Chercheurs_scientifiques_Joseph Louis François Bertrand

par Jean Marie Champeau 31 Mars 2021, 12:48 chercheur scientifique

Joseph Louis François Bertrand 

Joseph Louis François Bertrand est né à Paris, le 11 mars 1822 et décédé à Paris le 3 avril 1900.

C’était un mathématicien français qui travaillait dans les domaines de la théorie des nombres, de la géométrie différentielle, de la théorie des probabilités, de l' économie et de la thermodynamique. 

Il est le fils de Alexandre Jacques François Bertrand, médecin et journaliste et de Marie Caroline Belin et frère de l’archéologue Alexandre Bertrand.

Enfant prodige, il satisfait, à l'âge de 11 ans, à toutes les épreuves d'entrée à l'École Polytechnique, d'où son père lui-même était sorti et entra à l'École des Mines.

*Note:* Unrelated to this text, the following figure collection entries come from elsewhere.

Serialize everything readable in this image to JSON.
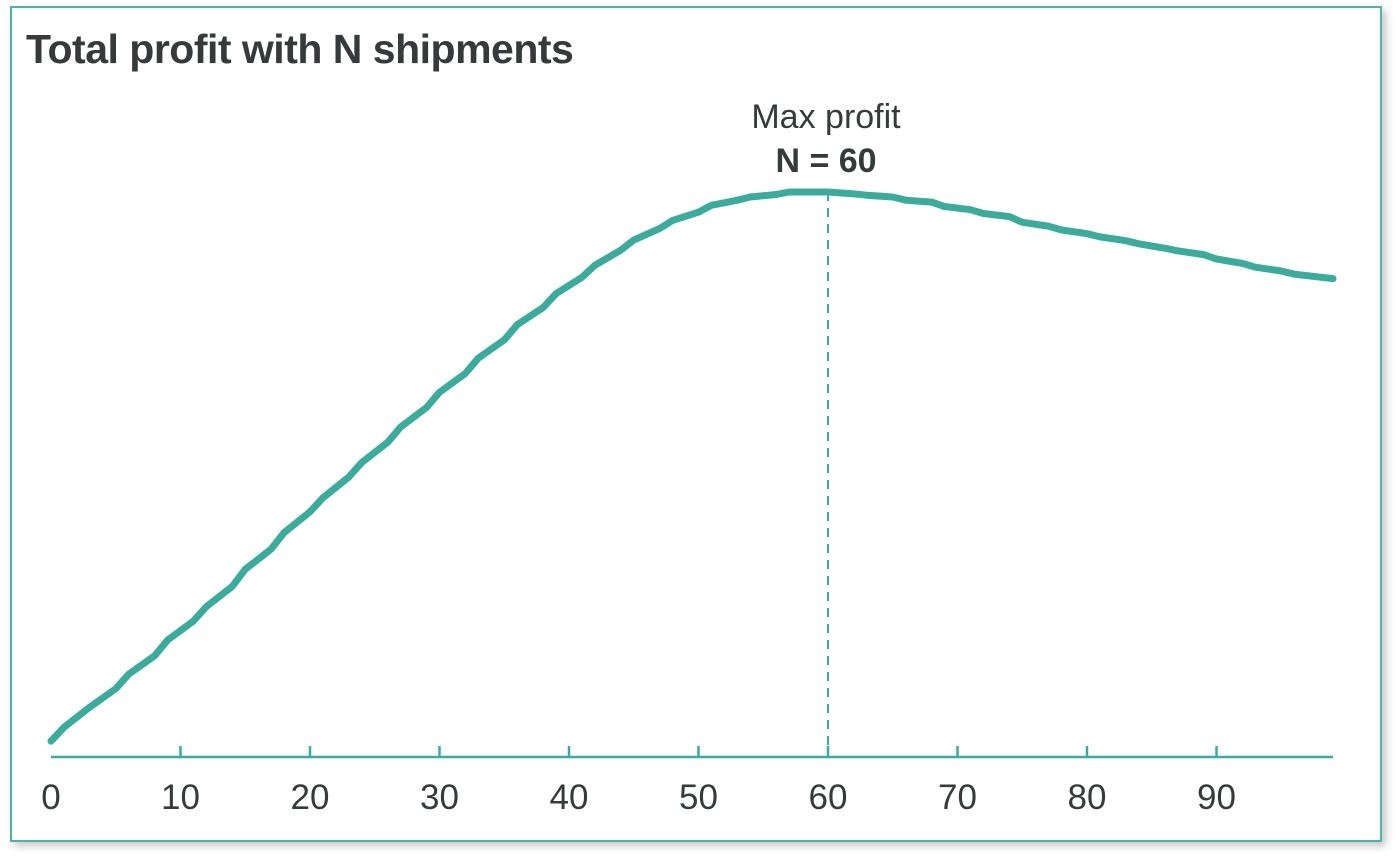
{
  "chart_data": {
    "type": "line",
    "title": "Total profit with N shipments",
    "xlabel": "",
    "ylabel": "",
    "xlim": [
      0,
      99
    ],
    "ylim": [
      0,
      100
    ],
    "x_ticks": [
      0,
      10,
      20,
      30,
      40,
      50,
      60,
      70,
      80,
      90
    ],
    "series": [
      {
        "name": "Total profit",
        "color": "#3dab9c",
        "x": [
          0,
          1,
          3,
          5,
          6,
          8,
          9,
          11,
          12,
          14,
          15,
          17,
          18,
          20,
          21,
          23,
          24,
          26,
          27,
          29,
          30,
          32,
          33,
          35,
          36,
          38,
          39,
          41,
          42,
          44,
          45,
          47,
          48,
          50,
          51,
          53,
          54,
          56,
          57,
          60,
          62,
          63,
          65,
          66,
          68,
          69,
          71,
          72,
          74,
          75,
          77,
          78,
          80,
          81,
          83,
          84,
          86,
          87,
          89,
          90,
          92,
          93,
          95,
          96,
          99
        ],
        "values": [
          2.5,
          4.7,
          7.9,
          10.8,
          13.1,
          16.0,
          18.5,
          21.5,
          23.8,
          27.0,
          29.7,
          32.9,
          35.5,
          38.8,
          41.0,
          44.3,
          46.6,
          49.8,
          52.2,
          55.3,
          57.7,
          60.7,
          63.1,
          66.0,
          68.4,
          71.1,
          73.3,
          75.9,
          77.8,
          80.2,
          81.8,
          83.6,
          84.9,
          86.2,
          87.3,
          88.1,
          88.6,
          89.0,
          89.4,
          89.4,
          89.1,
          88.9,
          88.6,
          88.1,
          87.8,
          87.1,
          86.6,
          86.0,
          85.5,
          84.6,
          84.0,
          83.4,
          82.8,
          82.3,
          81.7,
          81.2,
          80.5,
          80.1,
          79.5,
          78.8,
          78.1,
          77.5,
          76.9,
          76.4,
          75.7
        ]
      }
    ],
    "annotation": {
      "x": 60,
      "line_top_value": 89.4,
      "label_line1": "Max profit",
      "label_line2": "N = 60"
    },
    "colors": {
      "line": "#3dab9c",
      "axis": "#3dab9c",
      "border": "#4db3a6",
      "text": "#363a3a"
    }
  }
}
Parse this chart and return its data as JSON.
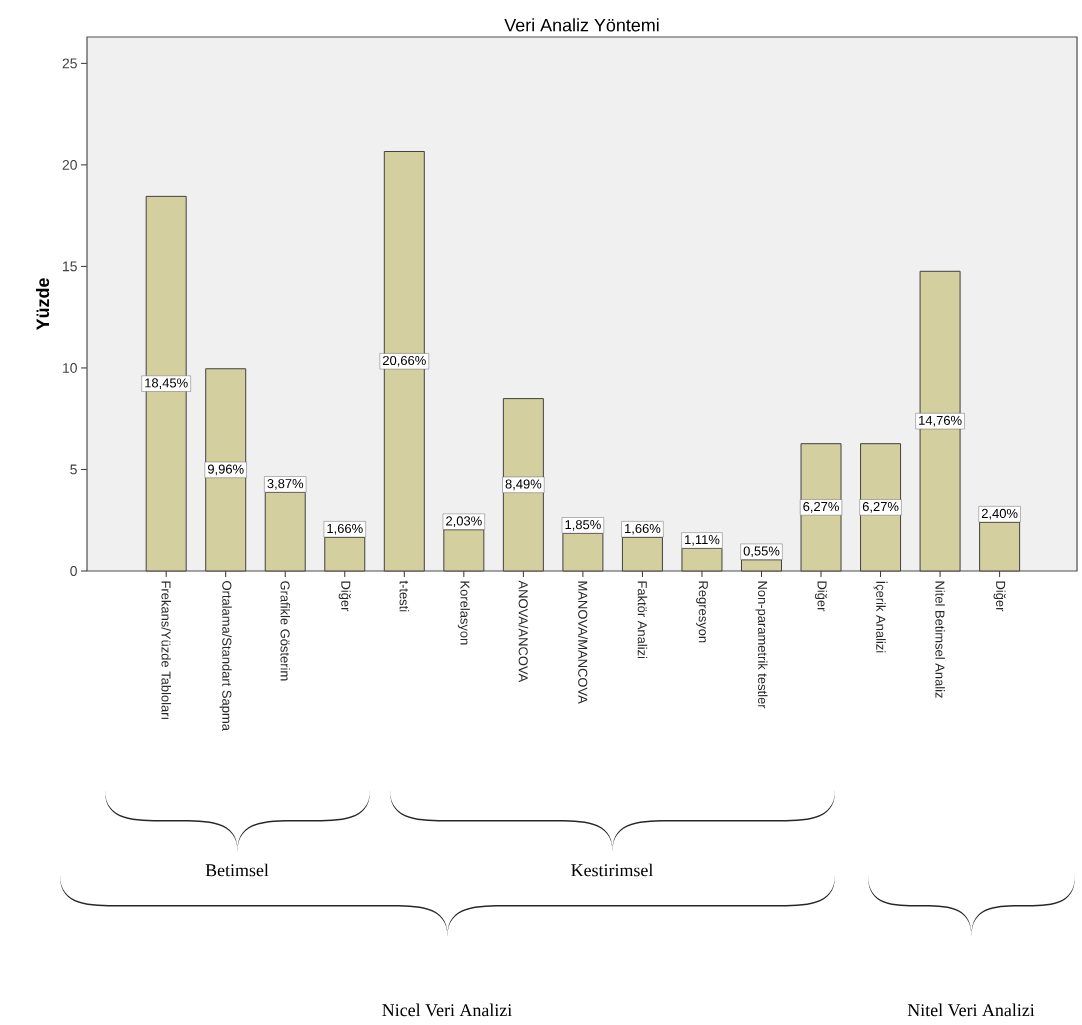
{
  "chart_data": {
    "type": "bar",
    "title": "Veri Analiz Yöntemi",
    "ylabel": "Yüzde",
    "categories": [
      "Frekans/Yüzde Tabloları",
      "Ortalama/Standart Sapma",
      "Grafikle Gösterim",
      "Diğer",
      "t-testi",
      "Korelasyon",
      "ANOVA/ANCOVA",
      "MANOVA/MANCOVA",
      "Faktör Analizi",
      "Regresyon",
      "Non-parametrik testler",
      "Diğer",
      "İçerik Analizi",
      "Nitel Betimsel Analiz",
      "Diğer"
    ],
    "values": [
      18.45,
      9.96,
      3.87,
      1.66,
      20.66,
      2.03,
      8.49,
      1.85,
      1.66,
      1.11,
      0.55,
      6.27,
      6.27,
      14.76,
      2.4
    ],
    "value_labels": [
      "18,45%",
      "9,96%",
      "3,87%",
      "1,66%",
      "20,66%",
      "2,03%",
      "8,49%",
      "1,85%",
      "1,66%",
      "1,11%",
      "0,55%",
      "6,27%",
      "6,27%",
      "14,76%",
      "2,40%"
    ],
    "color": "#d3cf9f",
    "ylim": [
      0,
      26.3
    ],
    "yticks": [
      0,
      5,
      10,
      15,
      20,
      25
    ],
    "annotations": [
      "Betimsel",
      "Kestirimsel",
      "Nicel Veri Analizi",
      "Nitel Veri Analizi"
    ]
  }
}
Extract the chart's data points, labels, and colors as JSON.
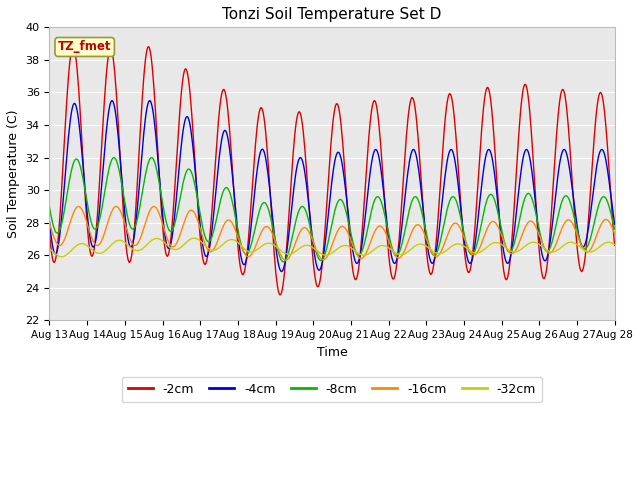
{
  "title": "Tonzi Soil Temperature Set D",
  "xlabel": "Time",
  "ylabel": "Soil Temperature (C)",
  "annotation_text": "TZ_fmet",
  "ylim": [
    22,
    40
  ],
  "series_labels": [
    "-2cm",
    "-4cm",
    "-8cm",
    "-16cm",
    "-32cm"
  ],
  "series_colors": [
    "#dd0000",
    "#0000dd",
    "#00bb00",
    "#ff8800",
    "#cccc00"
  ],
  "x_tick_labels": [
    "Aug 13",
    "Aug 14",
    "Aug 15",
    "Aug 16",
    "Aug 17",
    "Aug 18",
    "Aug 19",
    "Aug 20",
    "Aug 21",
    "Aug 22",
    "Aug 23",
    "Aug 24",
    "Aug 25",
    "Aug 26",
    "Aug 27",
    "Aug 28"
  ],
  "outer_bg": "#ffffff",
  "plot_bg": "#e8e8e8",
  "grid_color": "#ffffff",
  "annotation_bg": "#ffffcc",
  "annotation_border": "#999933",
  "annotation_text_color": "#cc0000"
}
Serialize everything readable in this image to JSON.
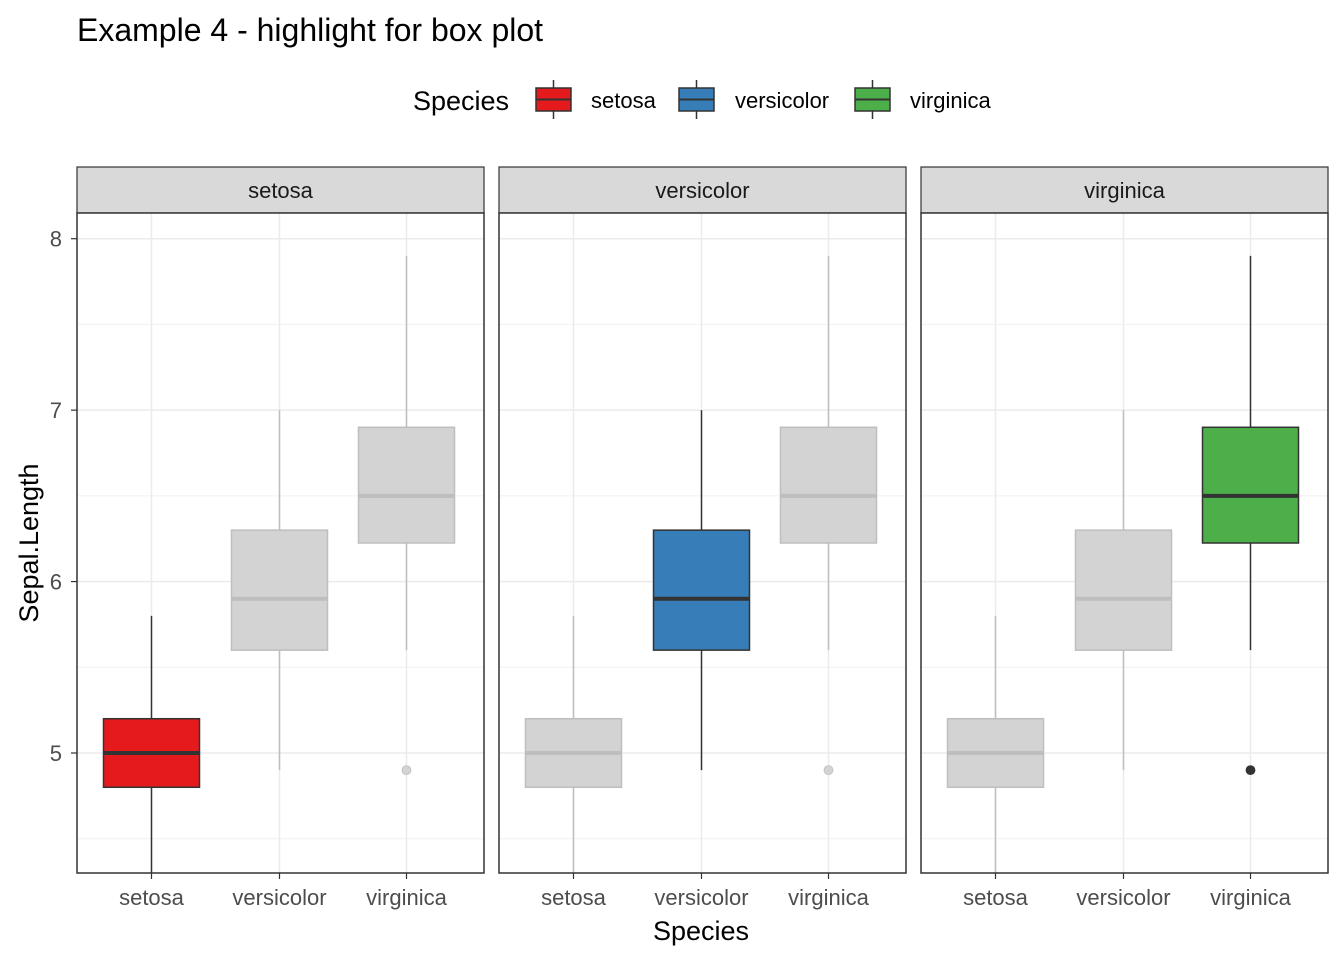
{
  "chart_data": {
    "type": "box",
    "title": "Example 4 - highlight for box plot",
    "xlabel": "Species",
    "ylabel": "Sepal.Length",
    "ylim": [
      4.3,
      8.15
    ],
    "yticks": [
      5,
      6,
      7,
      8
    ],
    "grid": true,
    "legend": {
      "title": "Species",
      "position": "top",
      "entries": [
        "setosa",
        "versicolor",
        "virginica"
      ]
    },
    "facets": [
      "setosa",
      "versicolor",
      "virginica"
    ],
    "categories": [
      "setosa",
      "versicolor",
      "virginica"
    ],
    "colors": {
      "setosa": "#E41A1C",
      "versicolor": "#377EB8",
      "virginica": "#4DAF4A",
      "muted_fill": "#D3D3D3",
      "muted_line": "#BEBEBE",
      "outline": "#333333"
    },
    "boxes": [
      {
        "species": "setosa",
        "lower_whisker": 4.3,
        "q1": 4.8,
        "median": 5.0,
        "q3": 5.2,
        "upper_whisker": 5.8,
        "outliers": []
      },
      {
        "species": "versicolor",
        "lower_whisker": 4.9,
        "q1": 5.6,
        "median": 5.9,
        "q3": 6.3,
        "upper_whisker": 7.0,
        "outliers": []
      },
      {
        "species": "virginica",
        "lower_whisker": 5.6,
        "q1": 6.225,
        "median": 6.5,
        "q3": 6.9,
        "upper_whisker": 7.9,
        "outliers": [
          4.9
        ]
      }
    ]
  }
}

Il devint, en même temps, professeur de mathématiques au Lycée Saint-Louis, examinateur, puis professeur à l'Ecole Polytechnique et professeur à l'École Normale.

En 1842, il faillit périr dans l'accident célèbre du chemin de fer de Versailles du 8 mai 1842 qui coûta la vie à l'amiral Dumont d'Urville.

Il conjectura, en 1845, qu'entre un entier et son double, il existe toujours un nombre premier. Chebyshev prouva cette conjecture, maintenant appelée Postulat de Bertrand, en 1850. 


Il est l’auteur de divers mémoires sur la théorie générale ainsi que sur la Courbure des surfaces, des démonstrations obtenues par la géométrie, de propositions analytiquement établies par Puiseux et Gauss. Un travail de 1852, renfermant des théorèmes qui concernent les Surfaces applicables l'une sur l'autre. Une Note de 1858, sur la Surface des ondes.

L'ensemble de son oeuvre tend à substituer, le plus souvent possible, des considérations très simples de géométrie à l'emploi exclusif des méthodes analytiques.  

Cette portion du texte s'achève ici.